Les tribunes

Titre Les tribunes
Corps noirs et médecins blancs Par Delphine Peiretti-Courtis

Corps noirs et médecins blancs

Par Delphine Peiretti-Courtis

Corps noirs et médecins blancs Par Delphine Peiretti-Courtis

Delphine Peiretti-Courtis est agrégée et docteure en histoire, elle enseigne à l’Université d’Aix-Marseille et elle est membre du laboratoire TELEMME. Elle travaille sur la construction des savoirs et des stéréotypes raciaux et sexuels sur les corps noirs, masculins et féminins, des populations d’Afrique subsaharienne, dans la littérature médicale de la fin du XVIIIe siècle jusqu’au milieu du XXe siècle.

Robustesse et performance des corps, sexualité et attributs sexuels démesurés, émotions exacerbées ou encore paresse, ces préjugés raciaux et sexuels qui affectent parfois encore les représentations des corps noirs, masculins et féminins, dans la société française, sont les héritages de constructions scientifiques, bâties sur le temps long, du milieu du XVIIIe siècle jusqu’au milieu du XXe siècle, que ce livre propose d’interroger. 
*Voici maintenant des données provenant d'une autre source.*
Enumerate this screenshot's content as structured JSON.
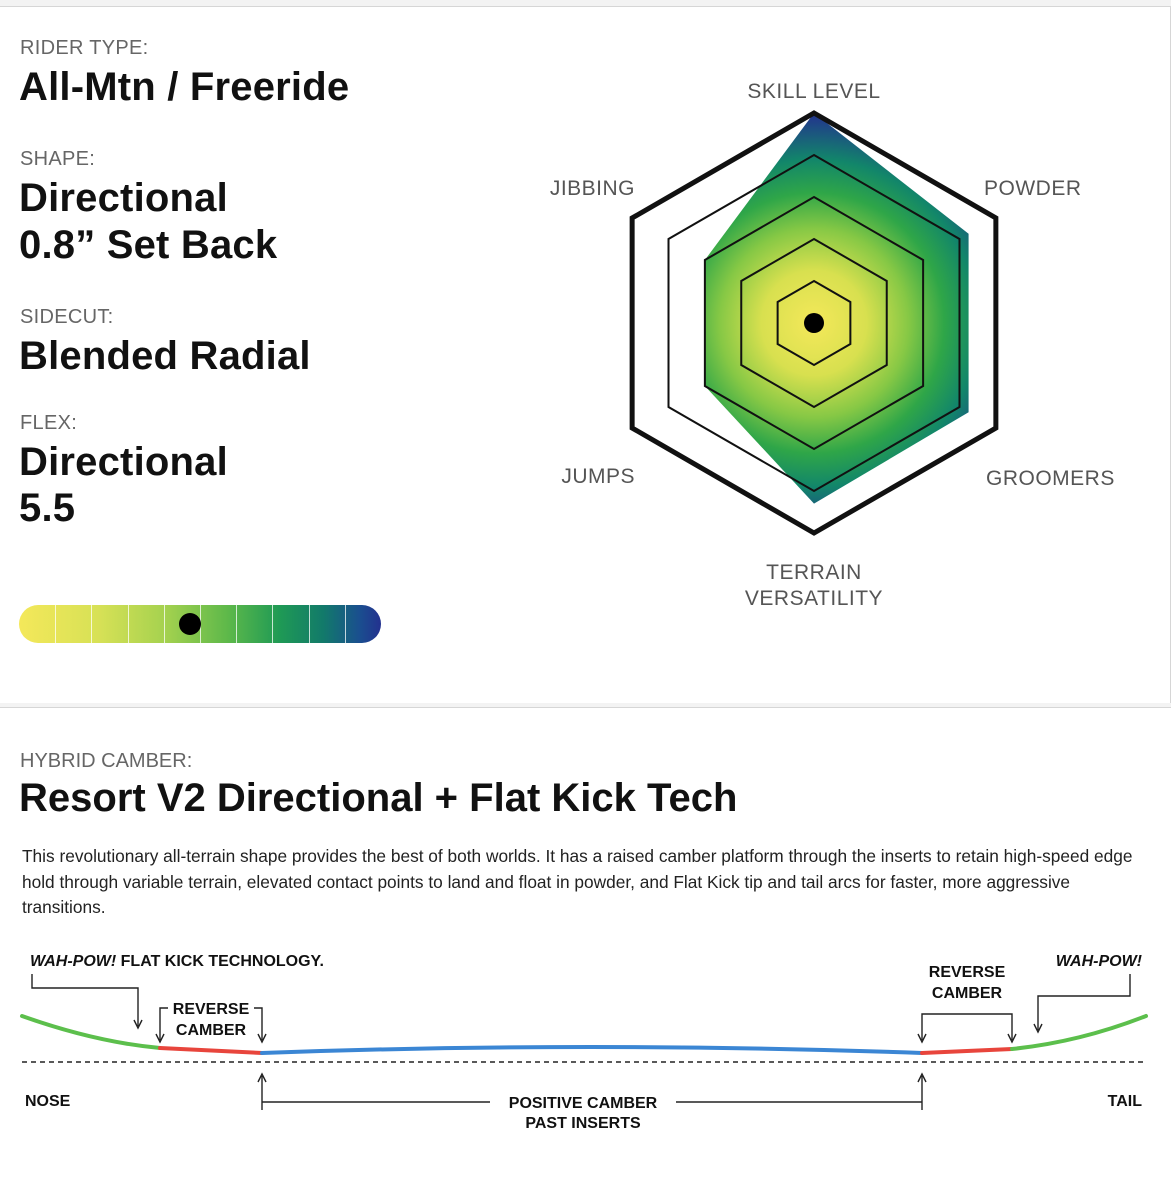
{
  "specs": {
    "rider_type": {
      "label": "RIDER TYPE:",
      "value": "All-Mtn / Freeride"
    },
    "shape": {
      "label": "SHAPE:",
      "value_line1": "Directional",
      "value_line2": "0.8” Set Back"
    },
    "sidecut": {
      "label": "SIDECUT:",
      "value": "Blended Radial"
    },
    "flex": {
      "label": "FLEX:",
      "value_line1": "Directional",
      "value_line2": "5.5",
      "scale_level": 0.5,
      "scale_segments": 10
    }
  },
  "chart_data": {
    "type": "radar",
    "axes": [
      "SKILL LEVEL",
      "POWDER",
      "GROOMERS",
      "TERRAIN VERSATILITY",
      "JUMPS",
      "JIBBING"
    ],
    "axis_label_lines": {
      "skill": [
        "SKILL LEVEL"
      ],
      "powder": [
        "POWDER"
      ],
      "groomers": [
        "GROOMERS"
      ],
      "terrain": [
        "TERRAIN",
        "VERSATILITY"
      ],
      "jumps": [
        "JUMPS"
      ],
      "jibbing": [
        "JIBBING"
      ]
    },
    "rings": 5,
    "max": 5,
    "values": [
      5,
      4.25,
      4.25,
      4.3,
      3.0,
      3.0
    ],
    "colors": {
      "center": "#f4e85a",
      "mid": "#3aae4a",
      "outer": "#23318f"
    }
  },
  "camber": {
    "label": "HYBRID CAMBER:",
    "title": "Resort V2 Directional + Flat Kick Tech",
    "description": "This revolutionary all-terrain shape provides the best of both worlds. It has a raised camber platform through the inserts to retain high-speed edge hold through variable terrain, elevated contact points to land and float in powder, and Flat Kick tip and tail arcs for faster, more aggressive transitions.",
    "diagram": {
      "wah_pow_left": "WAH-POW!",
      "flat_kick": " FLAT KICK TECHNOLOGY.",
      "reverse_camber_line1": "REVERSE",
      "reverse_camber_line2": "CAMBER",
      "wah_pow_right": "WAH-POW!",
      "nose": "NOSE",
      "tail": "TAIL",
      "positive_camber_line1": "POSITIVE CAMBER",
      "positive_camber_line2": "PAST INSERTS",
      "colors": {
        "kick": "#5cbf4c",
        "reverse": "#e8453c",
        "positive": "#3b86d4"
      }
    }
  }
}
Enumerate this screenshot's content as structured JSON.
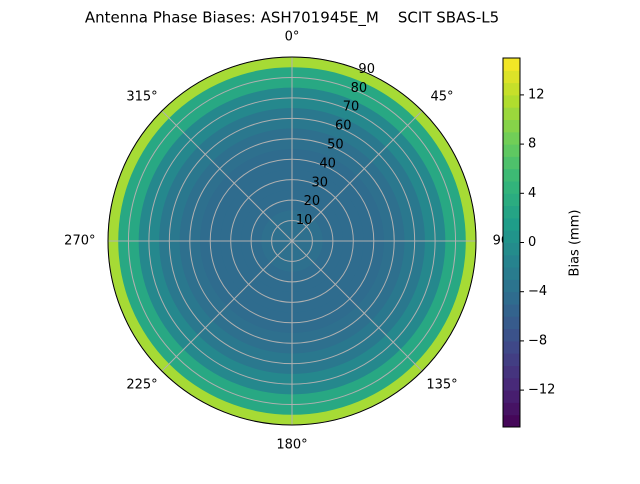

L’étude scientifique de la diversité humaine, qui apparaît avec les travaux des naturalistes au milieu du XVIIIe siècle, atteint son paroxysme avec les médecins français, anatomistes, chirurgiens, puis avec les praticiens de terrain, de la Marine puis des colonies, ainsi que les anthropologues, souvent médecins de formation, au XIXe siècle et jusqu’au milieu du XXe siècle. Dans cette ferveur taxinomique qui anime leurs recherches, ils s’intéressent à une altérité qu’ils considèrent comme étant la plus extrême, l’altérité « africaine ».

Depuis la couleur de peau et la surface de l’épiderme, à la mesure du crâne, du nez ou des mâchoires, jusqu’aux profondeurs des corps, disséqués, des organes, des muscles ou du sang, les médecins recherchent des spécificités raciales supposées au sein des corps noirs. En accumulant des preuves jugées tangibles et irréfutables de la différence raciale, leurs travaux alimentent les controverses scientifiques du XIXe siècle, autour du monogénisme et du polygénisme — de l’existence d’une ou de plusieurs espèces humaines — mais également de l’évolutionnisme, des découvertes sur la préhistoire ou encore des mystères du métissage. Les théories hiérarchisantes qui en découlent, animalisant, infantilisant ou encore efféminant les populations africaines, serviront ensuite de socle au discours politique pour justifier l’entreprise de colonisation.

L’étude des interactions entre les médecins de cabinet, en métropole, et les médecins de brousse, qui écrivent sur le terrain africain, et dont l’empirisme est de plus en plus valorisé, permet d’éclairer les modalités de construction des savoirs, mais également leur transposition en pratiques dans le cadre colonial, et enfin leur réévaluation au contact des populations. La connaissance de la pathologie tropicale, les analyses de la prétendue résistance à la douleur des Africain.e.s ou encore la prise en charge de la « maternité africaine » font l’objet de toutes les attentions de la part du corps médical en métropole et surtout dans le milieu colonial, plus particulièrement à partir des années 1910-1920, lorsque la peur de la dépopulation en Afrique s’accroît. Face à un discours scientifique dominant, cet ouvrage restitue également la voix de certains auteurs, souvent occultée, qui ont tenté de démontrer l’importance du facteur culturel et acquis dans l’explication de la diversité humaine, ont dénoncé l’ethnocentrisme ou l’obsession anthropométrique et ont mis en cause le concept de race. 

Cette étude est construite de manière chronologique, autour de trois temps, depuis les années 1780 aux années 1960, afin de révéler le processus de construction, de consolidation, de diffusion puis d’effritement progressif des savoirs scientifiques sur les corps noirs. Il se voit traversé par une thématique qui préoccupe les médecins durant l’ensemble de la période : le sexe, le genre et la sexualité des Africain.e.s, des catégories imbriquées dans leurs discours, « la race façonnerait le sexe » en Afrique.

Ainsi, en les replaçant dans leur contexte de production, et en analysant les finalités scientifiques, idéologiques, politiques et économiques qui ont présidé à leur construction puis à leur diffusion et à leur imprégnation, durable, dans les esprits, cet ouvrage vise à travailler à leur déconstruction.